To emphasize, one MIOTA represents one million base units of IOTA. Anyone hoping to issue colored coins on top of IOTA would only need to spend 1 EURO and write 9 lines of code to issue FIVE MILLION colored coins. That’s five million event tickets. Compare this cost and effort to what it costs to create event tickets today:

1 EURO to print 10 standard tickets. Assume a 100x cheaper wholesale price, and it’s 1 EURO for 1,000 standard tickets. Compared to 1 EURO for 5,000,000 tickets using colored coin tickets on top of IOTA.

If new technology products have to be 10x better than the competition, imagine offering something that’s 5,000x better.

Here’s a glimpse into what’s actually going on in the colored coins / tokenized asset space these days:

Tokenized real estate

Tokenized private equity

Tokenized stocks

A leading Swiss stock exchange will soon be offering tokenized shares of equity in publicly traded companies. They’ll be using R3’s Corda blockchain which looks like an enterprise “blockchain”. So much for trustless and decentralized, but it’s a start. This highlights the need for a viable fee-less underlying protocol.

Tokenized collectible cars

Tokenized art


The colored coin idea has been around for many years, but has been infeasible for a number of reasons. On the technical side of the issue, obstacles arise from the cost of sourcing original tokens-to-be-colored paired with high network transaction fees. On the non-technical side of the issue, Deloitte attributes difficulties to obstacles arising from regulatory problems.

It can be a challenge to identify bright lines between the mashup of the original colored coin idea, the 2017 ICO craze, decentralized applications, and smart contracts. But even with colored coins’ bumpy history characterized by significant headwinds, the space remains active and optimistic.

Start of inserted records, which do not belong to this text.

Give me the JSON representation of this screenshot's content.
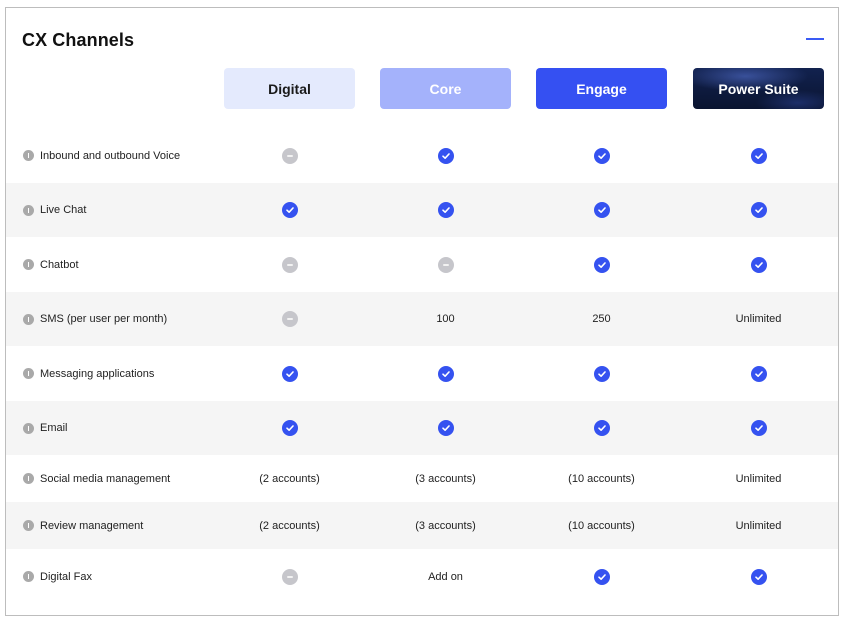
{
  "section": {
    "title": "CX Channels"
  },
  "plans": [
    "Digital",
    "Core",
    "Engage",
    "Power Suite"
  ],
  "rows": [
    {
      "feature": "Inbound and outbound Voice",
      "cells": [
        {
          "type": "dash",
          "text": ""
        },
        {
          "type": "check",
          "text": ""
        },
        {
          "type": "check",
          "text": ""
        },
        {
          "type": "check",
          "text": ""
        }
      ]
    },
    {
      "feature": "Live Chat",
      "cells": [
        {
          "type": "check",
          "text": ""
        },
        {
          "type": "check",
          "text": ""
        },
        {
          "type": "check",
          "text": ""
        },
        {
          "type": "check",
          "text": ""
        }
      ]
    },
    {
      "feature": "Chatbot",
      "cells": [
        {
          "type": "dash",
          "text": ""
        },
        {
          "type": "dash",
          "text": ""
        },
        {
          "type": "check",
          "text": ""
        },
        {
          "type": "check",
          "text": ""
        }
      ]
    },
    {
      "feature": "SMS (per user per month)",
      "cells": [
        {
          "type": "dash",
          "text": ""
        },
        {
          "type": "text",
          "text": "100"
        },
        {
          "type": "text",
          "text": "250"
        },
        {
          "type": "text",
          "text": "Unlimited"
        }
      ]
    },
    {
      "feature": "Messaging applications",
      "cells": [
        {
          "type": "check",
          "text": ""
        },
        {
          "type": "check",
          "text": ""
        },
        {
          "type": "check",
          "text": ""
        },
        {
          "type": "check",
          "text": ""
        }
      ]
    },
    {
      "feature": "Email",
      "cells": [
        {
          "type": "check",
          "text": ""
        },
        {
          "type": "check",
          "text": ""
        },
        {
          "type": "check",
          "text": ""
        },
        {
          "type": "check",
          "text": ""
        }
      ]
    },
    {
      "feature": "Social media management",
      "cells": [
        {
          "type": "text",
          "text": "(2 accounts)"
        },
        {
          "type": "text",
          "text": "(3 accounts)"
        },
        {
          "type": "text",
          "text": "(10 accounts)"
        },
        {
          "type": "text",
          "text": "Unlimited"
        }
      ]
    },
    {
      "feature": "Review management",
      "cells": [
        {
          "type": "text",
          "text": "(2 accounts)"
        },
        {
          "type": "text",
          "text": "(3 accounts)"
        },
        {
          "type": "text",
          "text": "(10 accounts)"
        },
        {
          "type": "text",
          "text": "Unlimited"
        }
      ]
    },
    {
      "feature": "Digital Fax",
      "cells": [
        {
          "type": "dash",
          "text": ""
        },
        {
          "type": "text",
          "text": "Add on"
        },
        {
          "type": "check",
          "text": ""
        },
        {
          "type": "check",
          "text": ""
        }
      ]
    }
  ],
  "colors": {
    "accent": "#3552f0",
    "check": "#3552f0",
    "dash": "#c6c6cb",
    "shaded_row": "#f5f5f5"
  },
  "icons": {
    "check": "check-circle-icon",
    "dash": "minus-circle-icon",
    "info": "info-icon",
    "collapse": "minus-icon"
  }
}
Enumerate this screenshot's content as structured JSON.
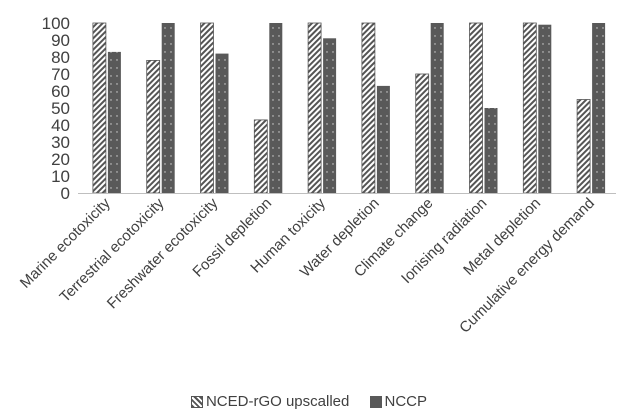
{
  "chart_data": {
    "type": "bar",
    "categories": [
      "Marine ecotoxicity",
      "Terrestrial ecotoxicity",
      "Freshwater ecotoxicity",
      "Fossil depletion",
      "Human toxicity",
      "Water depletion",
      "Climate change",
      "Ionising radiation",
      "Metal depletion",
      "Cumulative energy demand"
    ],
    "series": [
      {
        "name": "NCED-rGO upscalled",
        "values": [
          100,
          78,
          100,
          43,
          100,
          100,
          70,
          100,
          100,
          55
        ]
      },
      {
        "name": "NCCP",
        "values": [
          83,
          100,
          82,
          100,
          91,
          63,
          100,
          50,
          99,
          100
        ]
      }
    ],
    "yticks": [
      "0",
      "10",
      "20",
      "30",
      "40",
      "50",
      "60",
      "70",
      "80",
      "90",
      "100"
    ],
    "ylim": [
      0,
      100
    ],
    "title": "",
    "xlabel": "",
    "ylabel": "",
    "grid": false,
    "legend_position": "bottom",
    "colors": {
      "series_a_stripe": "#555555",
      "series_b_fill": "#595959",
      "axis": "#bfbfbf",
      "text": "#404040"
    }
  }
}
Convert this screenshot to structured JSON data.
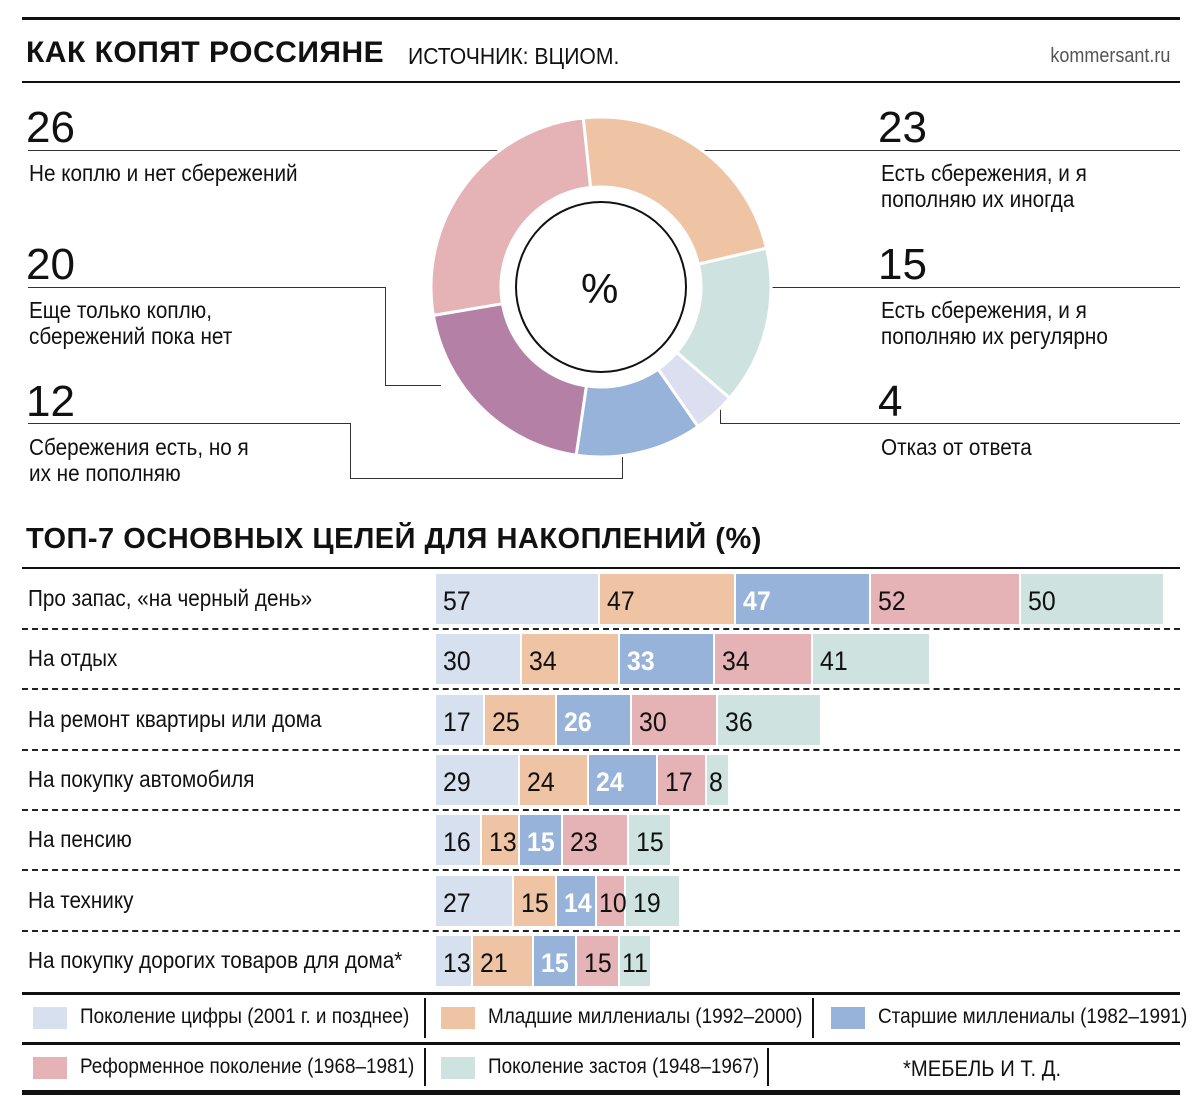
{
  "header": {
    "title": "КАК КОПЯТ РОССИЯНЕ",
    "source": "ИСТОЧНИК: ВЦИОМ.",
    "site": "kommersant.ru"
  },
  "chart_data": [
    {
      "type": "pie",
      "center_label": "%",
      "slices": [
        {
          "label": "Есть сбережения, и я пополняю их иногда",
          "value": 23,
          "color": "#eec4a5"
        },
        {
          "label": "Есть сбережения, и я пополняю их регулярно",
          "value": 15,
          "color": "#cee3e0"
        },
        {
          "label": "Отказ от ответа",
          "value": 4,
          "color": "#dcdfef"
        },
        {
          "label": "Сбережения есть, но я их не пополняю",
          "value": 12,
          "color": "#97b3da"
        },
        {
          "label": "Еще только коплю, сбережений пока нет",
          "value": 20,
          "color": "#b480a5"
        },
        {
          "label": "Не коплю и нет сбережений",
          "value": 26,
          "color": "#e5b3b6"
        }
      ]
    },
    {
      "type": "bar",
      "stacked": true,
      "title": "ТОП-7 ОСНОВНЫХ ЦЕЛЕЙ ДЛЯ НАКОПЛЕНИЙ (%)",
      "categories": [
        "Про запас, «на черный день»",
        "На отдых",
        "На ремонт квартиры или дома",
        "На покупку автомобиля",
        "На пенсию",
        "На технику",
        "На покупку дорогих товаров для дома*"
      ],
      "series": [
        {
          "name": "Поколение цифры (2001 г. и позднее)",
          "color": "#d6e0ee",
          "values": [
            57,
            30,
            17,
            29,
            16,
            27,
            13
          ]
        },
        {
          "name": "Младшие миллениалы (1992–2000)",
          "color": "#eec4a5",
          "values": [
            47,
            34,
            25,
            24,
            13,
            15,
            21
          ]
        },
        {
          "name": "Старшие миллениалы (1982–1991)",
          "color": "#97b3da",
          "values": [
            47,
            33,
            26,
            24,
            15,
            14,
            15
          ]
        },
        {
          "name": "Реформенное поколение (1968–1981)",
          "color": "#e5b3b6",
          "values": [
            52,
            34,
            30,
            17,
            23,
            10,
            15
          ]
        },
        {
          "name": "Поколение застоя (1948–1967)",
          "color": "#cee3e0",
          "values": [
            50,
            41,
            36,
            8,
            15,
            19,
            11
          ]
        }
      ],
      "footnote": "*МЕБЕЛЬ И Т. Д."
    }
  ]
}
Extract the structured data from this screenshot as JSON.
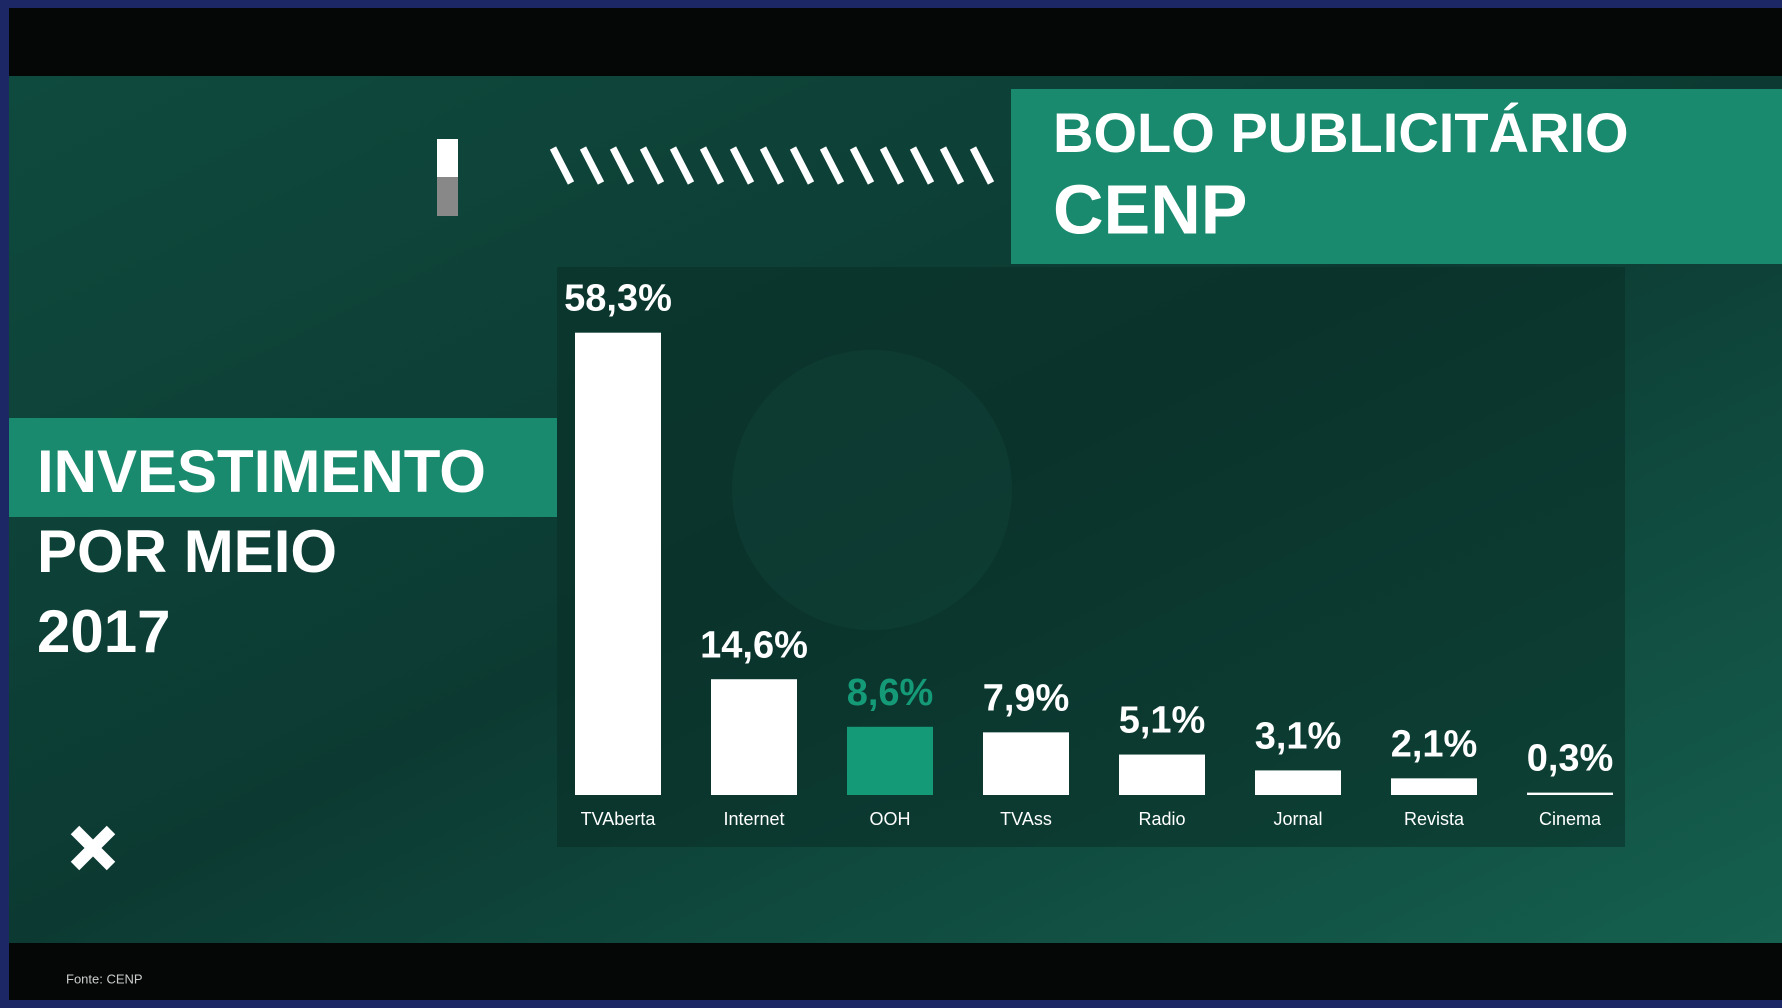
{
  "chart_data": {
    "type": "bar",
    "title": "BOLO PUBLICITÁRIO",
    "subtitle": "CENP",
    "side_title": [
      "INVESTIMENTO",
      "POR MEIO",
      "2017"
    ],
    "source": "Fonte: CENP",
    "categories": [
      "TVAberta",
      "Internet",
      "OOH",
      "TVAss",
      "Radio",
      "Jornal",
      "Revista",
      "Cinema"
    ],
    "values": [
      58.3,
      14.6,
      8.6,
      7.9,
      5.1,
      3.1,
      2.1,
      0.3
    ],
    "value_labels": [
      "58,3%",
      "14,6%",
      "8,6%",
      "7,9%",
      "5,1%",
      "3,1%",
      "2,1%",
      "0,3%"
    ],
    "colors": [
      "#ffffff",
      "#ffffff",
      "#159a78",
      "#ffffff",
      "#ffffff",
      "#ffffff",
      "#ffffff",
      "#ffffff"
    ]
  }
}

IOTA could theoretically leap each obstacle that’s held back colored coin development in the past. Expensive transactions? solved. Expensive underlying tokens? solved. Regulatory buy-in? one of the specialties of the Foundation and something that we’ll delve into in an upcoming article.

IOTA presents a re-imagined alternative to a colored coin space that has stagnated for half a decade. Let’s see what sort of a Cambrian explosion is set off when IOTA’s brand new colored coin features enter the fray.